Audio Speaker Tools

Tools for speaker separation, voice comparison, and audio processing using Demucs, pyannote, and Resemblyzer.

Overview

This skill provides three main workflows:

Speaker separation - Extract per-speaker audio from multi-speaker recordings
Voice comparison - Measure speaker similarity between two audio files
Audio processing - Segment extraction and voice isolation

Prerequisites

Setup Virtual Environment

Run once to create the venv and install dependencies:

bash scripts/setup_venv.sh

Default venv location: ./.venv

Requirements:

Python 3.9+
ffmpeg (brew install ffmpeg)
HuggingFace token (set as env var HF_TOKEN)

Scripts

1. Speaker Separation: `diarize_and_slice_mps.py`

Separate speakers from multi-speaker audio:

# Basic usage
HF_TOKEN=<your-hf-token> \
  /path/to/venv/bin/python scripts/diarize_and_slice_mps.py \
  --input audio.mp3 \
  --outdir /path/to/output \
  --prefix MyShow

# With speaker constraints
HF_TOKEN=$TOKEN python scripts/diarize_and_slice_mps.py \
  --input audio.mp3 \
  --outdir ./out \
  --min-speakers 2 \
  --max-speakers 5 \
  --pad-ms 100

Process:

Converts input to 16kHz mono WAV
Runs Demucs vocal/background separation (optional, for cleaner input)
Runs pyannote speaker diarization (MPS-accelerated)
Extracts concatenated per-speaker WAV files

Output:

<prefix>_speaker1.wav, <prefix>_speaker2.wav, etc. (one per detected speaker)
diarization.rttm (time-stamped speaker segments)
segments.jsonl (JSON segments metadata)
meta.json (pipeline info and speaker index)

Important:

Always pass HF token via HF_TOKEN env var, never as CLI arg
MPS first, CPU fallback - Script prefers Metal GPU, falls back to CPU if unavailable
Default output: ./separated/

2. Voice Comparison: `compare_voices.py`

Measure similarity between two voice samples using Resemblyzer:

# Basic comparison
python scripts/compare_voices.py \
  --audio1 sample1.wav \
  --audio2 sample2.wav

# JSON output
python scripts/compare_voices.py \
  --audio1 reference.wav \
  --audio2 clone.wav \
  --threshold 0.85 \
  --json

# Exit code = 0 if pass, 1 if fail

Scores:

< 0.75 = Different speakers
0.75-0.84 = Likely same speaker
0.85+ = Excellent match (ideal for voice cloning validation)

Use cases:

Voice clone quality assessment (compare clone vs. original)
Speaker verification (authenticate speaker identity)
Validate speaker separation (confirm separated speakers are distinct)
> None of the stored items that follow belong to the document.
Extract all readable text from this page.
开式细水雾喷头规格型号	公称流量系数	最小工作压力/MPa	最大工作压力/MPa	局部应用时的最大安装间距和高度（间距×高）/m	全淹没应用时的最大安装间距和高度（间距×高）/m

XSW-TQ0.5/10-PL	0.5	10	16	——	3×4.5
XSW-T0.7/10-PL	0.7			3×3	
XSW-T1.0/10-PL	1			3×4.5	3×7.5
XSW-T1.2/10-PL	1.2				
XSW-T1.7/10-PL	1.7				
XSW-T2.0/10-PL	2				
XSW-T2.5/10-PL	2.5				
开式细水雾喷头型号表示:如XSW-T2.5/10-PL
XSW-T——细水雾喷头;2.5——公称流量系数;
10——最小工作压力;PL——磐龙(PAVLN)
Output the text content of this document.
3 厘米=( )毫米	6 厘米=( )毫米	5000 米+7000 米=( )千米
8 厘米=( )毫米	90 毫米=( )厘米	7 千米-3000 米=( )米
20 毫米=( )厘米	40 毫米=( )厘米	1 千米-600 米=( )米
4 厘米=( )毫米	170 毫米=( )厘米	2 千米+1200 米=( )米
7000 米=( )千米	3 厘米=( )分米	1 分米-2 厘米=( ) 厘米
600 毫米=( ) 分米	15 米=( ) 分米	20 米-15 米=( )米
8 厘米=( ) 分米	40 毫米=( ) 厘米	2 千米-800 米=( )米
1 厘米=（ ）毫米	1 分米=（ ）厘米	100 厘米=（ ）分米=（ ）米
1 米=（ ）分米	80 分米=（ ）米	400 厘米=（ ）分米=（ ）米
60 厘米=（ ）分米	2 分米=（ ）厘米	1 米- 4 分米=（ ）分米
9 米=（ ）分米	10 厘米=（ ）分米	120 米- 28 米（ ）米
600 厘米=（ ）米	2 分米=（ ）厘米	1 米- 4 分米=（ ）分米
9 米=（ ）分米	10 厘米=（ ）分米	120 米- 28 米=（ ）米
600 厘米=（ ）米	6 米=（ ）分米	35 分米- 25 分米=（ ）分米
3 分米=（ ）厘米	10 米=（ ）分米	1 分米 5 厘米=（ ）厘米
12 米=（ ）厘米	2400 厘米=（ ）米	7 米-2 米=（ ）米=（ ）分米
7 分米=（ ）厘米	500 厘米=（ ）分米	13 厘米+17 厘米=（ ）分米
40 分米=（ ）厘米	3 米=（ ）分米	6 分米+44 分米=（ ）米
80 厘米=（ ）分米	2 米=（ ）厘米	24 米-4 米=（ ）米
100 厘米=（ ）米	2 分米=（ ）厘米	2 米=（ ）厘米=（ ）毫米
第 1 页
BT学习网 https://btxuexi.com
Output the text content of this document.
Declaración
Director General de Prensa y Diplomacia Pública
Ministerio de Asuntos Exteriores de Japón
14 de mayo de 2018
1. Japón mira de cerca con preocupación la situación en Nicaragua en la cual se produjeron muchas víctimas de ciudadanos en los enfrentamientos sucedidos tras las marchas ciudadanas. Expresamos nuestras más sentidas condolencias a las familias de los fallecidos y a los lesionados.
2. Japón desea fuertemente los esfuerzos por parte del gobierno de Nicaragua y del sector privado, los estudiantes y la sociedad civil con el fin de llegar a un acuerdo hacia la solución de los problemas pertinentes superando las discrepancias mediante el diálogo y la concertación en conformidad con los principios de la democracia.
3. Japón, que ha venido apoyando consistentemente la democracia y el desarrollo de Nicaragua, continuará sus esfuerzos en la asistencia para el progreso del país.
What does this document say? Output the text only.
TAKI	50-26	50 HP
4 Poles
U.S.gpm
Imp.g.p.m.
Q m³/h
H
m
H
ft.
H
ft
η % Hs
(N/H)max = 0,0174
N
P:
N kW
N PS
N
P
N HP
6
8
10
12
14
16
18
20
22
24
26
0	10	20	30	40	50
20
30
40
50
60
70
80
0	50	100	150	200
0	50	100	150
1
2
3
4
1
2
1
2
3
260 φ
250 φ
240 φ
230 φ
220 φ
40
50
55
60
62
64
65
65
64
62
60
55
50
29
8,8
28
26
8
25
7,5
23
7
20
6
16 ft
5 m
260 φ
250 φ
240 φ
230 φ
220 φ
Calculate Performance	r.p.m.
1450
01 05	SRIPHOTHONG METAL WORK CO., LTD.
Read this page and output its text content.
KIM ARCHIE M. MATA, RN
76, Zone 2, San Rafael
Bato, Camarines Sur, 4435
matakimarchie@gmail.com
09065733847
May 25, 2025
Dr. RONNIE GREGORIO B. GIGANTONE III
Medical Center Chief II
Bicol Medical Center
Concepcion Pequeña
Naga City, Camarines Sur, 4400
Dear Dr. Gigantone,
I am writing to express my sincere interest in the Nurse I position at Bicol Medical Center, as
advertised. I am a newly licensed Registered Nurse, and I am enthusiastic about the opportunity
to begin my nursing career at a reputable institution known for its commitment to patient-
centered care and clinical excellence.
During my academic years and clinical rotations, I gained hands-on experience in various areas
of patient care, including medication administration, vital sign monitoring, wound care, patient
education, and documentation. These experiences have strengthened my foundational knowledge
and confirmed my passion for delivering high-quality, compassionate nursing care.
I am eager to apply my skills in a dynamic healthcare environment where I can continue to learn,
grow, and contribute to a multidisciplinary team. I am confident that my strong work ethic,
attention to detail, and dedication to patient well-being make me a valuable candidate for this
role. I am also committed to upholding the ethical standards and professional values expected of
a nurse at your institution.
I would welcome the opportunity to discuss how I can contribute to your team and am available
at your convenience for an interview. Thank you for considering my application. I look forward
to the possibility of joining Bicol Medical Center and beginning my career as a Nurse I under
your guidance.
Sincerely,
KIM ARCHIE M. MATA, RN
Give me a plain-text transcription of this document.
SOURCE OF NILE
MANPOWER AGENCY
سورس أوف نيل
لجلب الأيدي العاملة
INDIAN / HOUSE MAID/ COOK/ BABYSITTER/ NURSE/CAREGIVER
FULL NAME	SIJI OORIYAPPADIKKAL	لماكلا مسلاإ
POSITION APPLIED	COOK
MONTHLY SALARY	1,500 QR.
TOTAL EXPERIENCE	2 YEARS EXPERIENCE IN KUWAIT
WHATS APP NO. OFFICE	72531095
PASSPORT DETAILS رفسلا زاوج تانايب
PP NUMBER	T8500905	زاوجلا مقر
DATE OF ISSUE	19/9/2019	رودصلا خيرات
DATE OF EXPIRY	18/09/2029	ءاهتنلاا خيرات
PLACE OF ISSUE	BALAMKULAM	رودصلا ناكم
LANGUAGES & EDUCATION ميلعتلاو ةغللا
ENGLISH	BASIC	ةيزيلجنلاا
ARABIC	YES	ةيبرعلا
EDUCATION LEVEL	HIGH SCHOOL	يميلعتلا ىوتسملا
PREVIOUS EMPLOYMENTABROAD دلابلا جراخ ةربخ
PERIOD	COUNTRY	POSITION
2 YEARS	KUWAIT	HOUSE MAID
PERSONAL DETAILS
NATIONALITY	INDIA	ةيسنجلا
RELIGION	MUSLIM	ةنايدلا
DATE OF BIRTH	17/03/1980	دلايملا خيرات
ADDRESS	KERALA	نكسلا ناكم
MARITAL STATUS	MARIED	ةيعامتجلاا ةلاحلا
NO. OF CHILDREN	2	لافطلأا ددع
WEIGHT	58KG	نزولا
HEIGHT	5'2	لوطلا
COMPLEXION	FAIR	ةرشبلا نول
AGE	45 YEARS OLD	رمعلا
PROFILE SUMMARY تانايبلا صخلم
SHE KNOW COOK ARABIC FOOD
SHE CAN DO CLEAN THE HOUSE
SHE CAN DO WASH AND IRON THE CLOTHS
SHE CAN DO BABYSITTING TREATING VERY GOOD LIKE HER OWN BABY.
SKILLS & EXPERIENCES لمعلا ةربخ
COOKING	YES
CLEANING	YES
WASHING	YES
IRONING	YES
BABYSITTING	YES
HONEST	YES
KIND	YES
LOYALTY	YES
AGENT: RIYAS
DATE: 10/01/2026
See: references/scoring-guide.md for detailed interpretation

3. Audio Trimming

Use ffmpeg directly for segment extraction:

# Extract 10-second segment starting at 5 seconds
ffmpeg -i input.mp3 -ss 5 -t 10 -c copy output.mp3

# Extract vocals only with Demucs (before diarization)
demucs --two-stems vocals --out ./separated input.mp3

Workflows

Workflow 1: Extract Clean Voice Sample for Cloning

Goal: Get a clean, single-speaker sample for ElevenLabs voice cloning

# 1. Separate speakers
HF_TOKEN=<your-hf-token> python scripts/diarize_and_slice_mps.py \
  --input podcast.mp3 --outdir ./out --prefix Podcast

# 2. Review speaker files (out/Podcast_speaker1.wav, etc.)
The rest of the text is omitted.